Mr. Schwartz dragged his feet through highschool and a few months of community college before discovering his passion for sales; as he began to truly excel in the sale sector he decided it was time to sell his own products rather than make someone else rich. He bean selling products produced in Asia at trade shows and in trade magazines. He immediately recognized the benefit of the Internet to a salesman, and claims the day that he learned about the File Transfer Protocol was the day that changed his life.
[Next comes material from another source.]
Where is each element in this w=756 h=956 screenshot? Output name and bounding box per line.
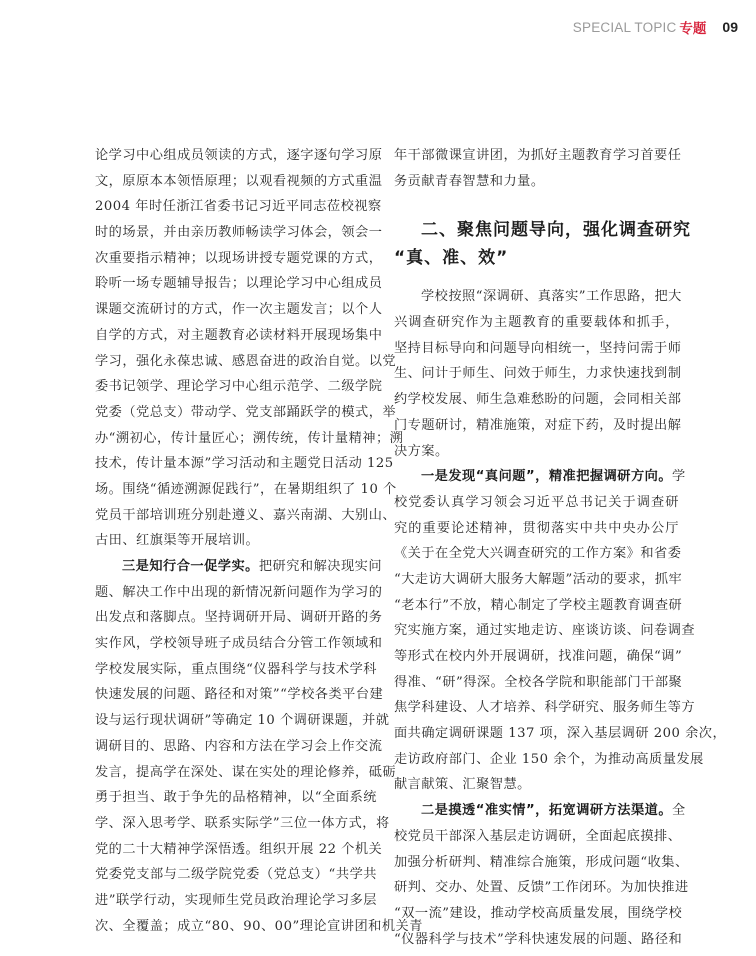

He began putting his brochures and sales materials online, and around this time he discovered the monetary potential of domain names.[1]


Rick credits much of his success to the countless other individuals and corporations that failed to recognize the value of domain names and act on the early domaining rush. His initial investment consisted of $1,800 dollars, but he was soon spending $42,000 on porno.com. To drum up more resources and focus his energy, Rick Schwartz sold his sales business for 7 figures in 1998. At this time he was purchasing domains such as candy.com, and men.com; the latter was purchased for $15,000. That domain is one of a very few number he has sold, others include escore.com, which was sold to the standardized test giant, Kaplan, for $100,000. He sees his parked pages and keyword-specific domains as the perfect advertising, a commercial that doesn't stop running that allows for a constant sales-pitch.

Mr. Schwartz has over 4,300 domains that he claims bring in a combined traffic of 95,000 - 115,000 visitors each day. He's the first to admit that his sites tend to be "crappy"; in that they are mostly pages with revenue=producing links, and he's fine to see his hits come and go - and hopes that they choose to leave via one of those links. Schwartz's portfolio is managed by Moniker.[2]